Mindestens einmal pro Sprint trifft sich das Team und geht gezielt auf Themen ein, die verbessert werden können (Retrospective). Meist wird der vergangene Sprint analysiert, was gut gelaufen ist und was verbessert werden könnte. Manchmal kommen aber auch übergreifende Punkte zur Sprache, z.B. die Verbesserung der Zusammenarbeit mit anderen Abteilungen, die keinen agilen Prinzipien folgen. Auch während eines Sprints ist das Ziel, interne Abläufe stets effizienter zu gestalten. Vor allem seit Jahren beständige Vorgehensweisen werden inzwischen hinterfragt und Verbesserungen durchgesetzt.

Durch hohen Testaufwand fehlerfreiere Software


Vor allem der Testaufwand von einzelnen User Stories und Defects ist deutlich angestiegen. Jegliche Testprozeduren wurden bereits mehrfach angepasst und es wurden viele Vereinbarungen getroffen, um eine möglichst abgedeckte und praxisnahe Testumgebung zu gestalten. Das Ergebnis ist eine bessere und fehlerfreiere Software als je zuvor.
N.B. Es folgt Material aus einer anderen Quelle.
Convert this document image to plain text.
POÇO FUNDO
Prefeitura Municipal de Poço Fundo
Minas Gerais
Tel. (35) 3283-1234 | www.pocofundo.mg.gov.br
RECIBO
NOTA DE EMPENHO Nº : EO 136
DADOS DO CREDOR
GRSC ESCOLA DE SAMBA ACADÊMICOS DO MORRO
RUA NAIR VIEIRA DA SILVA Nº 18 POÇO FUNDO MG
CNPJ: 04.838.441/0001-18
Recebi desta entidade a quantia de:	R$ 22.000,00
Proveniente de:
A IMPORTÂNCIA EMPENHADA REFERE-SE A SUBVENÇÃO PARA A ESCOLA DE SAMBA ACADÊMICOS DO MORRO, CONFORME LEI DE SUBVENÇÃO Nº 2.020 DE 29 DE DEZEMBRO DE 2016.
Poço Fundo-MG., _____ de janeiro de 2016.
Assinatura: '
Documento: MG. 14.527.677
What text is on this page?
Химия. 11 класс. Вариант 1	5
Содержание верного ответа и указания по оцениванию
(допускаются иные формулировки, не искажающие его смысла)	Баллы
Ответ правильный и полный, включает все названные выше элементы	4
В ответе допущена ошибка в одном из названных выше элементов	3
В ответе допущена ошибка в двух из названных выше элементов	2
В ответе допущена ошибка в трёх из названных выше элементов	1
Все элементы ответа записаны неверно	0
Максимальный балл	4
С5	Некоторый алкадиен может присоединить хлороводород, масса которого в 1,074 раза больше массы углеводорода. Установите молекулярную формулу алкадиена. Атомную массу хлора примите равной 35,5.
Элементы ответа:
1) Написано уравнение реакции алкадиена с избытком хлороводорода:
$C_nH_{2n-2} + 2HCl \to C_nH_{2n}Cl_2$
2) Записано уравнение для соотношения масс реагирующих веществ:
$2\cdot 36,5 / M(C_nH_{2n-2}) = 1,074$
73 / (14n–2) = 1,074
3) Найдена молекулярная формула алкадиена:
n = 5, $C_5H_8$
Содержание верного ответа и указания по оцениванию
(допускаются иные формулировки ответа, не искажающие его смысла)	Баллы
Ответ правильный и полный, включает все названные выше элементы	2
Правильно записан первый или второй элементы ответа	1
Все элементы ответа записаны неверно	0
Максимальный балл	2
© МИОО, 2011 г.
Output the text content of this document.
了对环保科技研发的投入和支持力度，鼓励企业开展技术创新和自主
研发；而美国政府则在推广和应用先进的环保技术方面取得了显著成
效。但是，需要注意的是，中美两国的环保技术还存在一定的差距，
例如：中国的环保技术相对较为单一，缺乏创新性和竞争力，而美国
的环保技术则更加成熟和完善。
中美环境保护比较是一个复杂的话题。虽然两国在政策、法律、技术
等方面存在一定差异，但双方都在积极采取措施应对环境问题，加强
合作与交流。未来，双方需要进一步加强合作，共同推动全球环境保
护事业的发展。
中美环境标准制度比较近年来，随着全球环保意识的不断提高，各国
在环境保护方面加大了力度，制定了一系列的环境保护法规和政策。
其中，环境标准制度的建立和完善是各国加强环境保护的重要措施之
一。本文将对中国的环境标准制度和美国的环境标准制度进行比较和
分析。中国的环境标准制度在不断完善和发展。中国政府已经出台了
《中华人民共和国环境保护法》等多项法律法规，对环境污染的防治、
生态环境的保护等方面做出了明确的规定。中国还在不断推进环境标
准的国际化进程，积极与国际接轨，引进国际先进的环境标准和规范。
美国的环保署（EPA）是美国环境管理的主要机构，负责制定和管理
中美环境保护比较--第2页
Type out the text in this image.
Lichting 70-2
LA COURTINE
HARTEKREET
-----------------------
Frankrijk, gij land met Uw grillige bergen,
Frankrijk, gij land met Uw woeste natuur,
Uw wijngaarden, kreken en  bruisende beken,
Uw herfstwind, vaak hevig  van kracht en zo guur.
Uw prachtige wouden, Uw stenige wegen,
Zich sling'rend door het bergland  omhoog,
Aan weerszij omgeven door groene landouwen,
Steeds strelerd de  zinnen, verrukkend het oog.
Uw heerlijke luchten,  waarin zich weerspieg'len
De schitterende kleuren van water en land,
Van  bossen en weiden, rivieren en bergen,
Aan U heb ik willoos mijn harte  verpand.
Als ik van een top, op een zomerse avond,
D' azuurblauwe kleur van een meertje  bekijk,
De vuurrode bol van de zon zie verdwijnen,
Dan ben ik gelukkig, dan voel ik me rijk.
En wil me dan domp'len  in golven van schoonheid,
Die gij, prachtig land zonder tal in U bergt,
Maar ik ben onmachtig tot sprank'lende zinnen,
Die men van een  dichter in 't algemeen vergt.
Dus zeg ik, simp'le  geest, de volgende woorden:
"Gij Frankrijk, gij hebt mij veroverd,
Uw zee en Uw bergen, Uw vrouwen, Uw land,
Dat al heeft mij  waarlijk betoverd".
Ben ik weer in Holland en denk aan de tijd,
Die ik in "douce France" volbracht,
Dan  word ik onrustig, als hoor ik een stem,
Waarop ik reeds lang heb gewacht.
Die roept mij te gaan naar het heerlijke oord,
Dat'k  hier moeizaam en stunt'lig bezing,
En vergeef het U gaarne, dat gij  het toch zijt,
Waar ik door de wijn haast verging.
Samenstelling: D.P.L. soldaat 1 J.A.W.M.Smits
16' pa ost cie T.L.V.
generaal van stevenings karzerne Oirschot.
Noch nicht die Produktivität wie vor der Einführung erreicht


Der einzige negative Punkt, der mir einfällt, ist dass die angestrebte Produktivität noch nicht erreicht wurde. Es wird noch nicht die Anzahl an abgeschlossenen Aufgaben erreicht wie vor der Einführung von Scrum. Doch das ist auch kein Wunder, da die Energie in andere Aufgaben gesteckt wurde, beispielsweise in den erhöhten Testaufwand. Zudem sind zwei Personen aus dem Team weggefallen, die in die Rollen des Product Owners und des Scrum Masters geschlüpft sind. Betrachtet man die Produktivität mit diesen Faktoren, arbeitet das Team effektiver als je zuvor.

Fazit


Sofern alle Nebenfaktoren passen (siehe auch mein Artikel Einführung von Scrum im Unternehmen) spricht nichts dagegen, Scrum einzuführen und anzuwenden. Die Arbeitsweise wird strukturierter und durchdachter, zudem werden auch lohnende Risiken eingegangen. Der Kunde bekommt früh seine bestellte Funktion und kann ebenso früh Rückmeldung geben. Alle Parteien können daher davon profitieren, wie es auch bei uns der Fall war. Ich bin auf das zweite Jahr mit Scrum gespannt!

Zusammenfassung


Positiv
  • Sehr hohe Transparenz
  • Zeitangaben für Lieferung von Funktionen sehr genau
  • Offenlegung von Problemen
  • Frühzeitige Erkenntnis von Lieferengpässen
  • Stetige Verbesserung interner Abläufe
  • Durch hohen Testaufwand fehlerfreiere Software

Negativ
  • Noch nicht die Produktivität wie vor der Einführung erreicht

Hinweis: Der Inhalt dieses Artikels stellt meine persönliche Meinung und nicht die meines Arbeitgebers dar. Ich spreche nicht für das Unternehmen, für das ich arbeite. Meine persönliche Meinung und Einschätzung kann von der Meinung meines Arbeitgebers oder meinen Kollegen abweichen und soll diese nicht beeinflussen.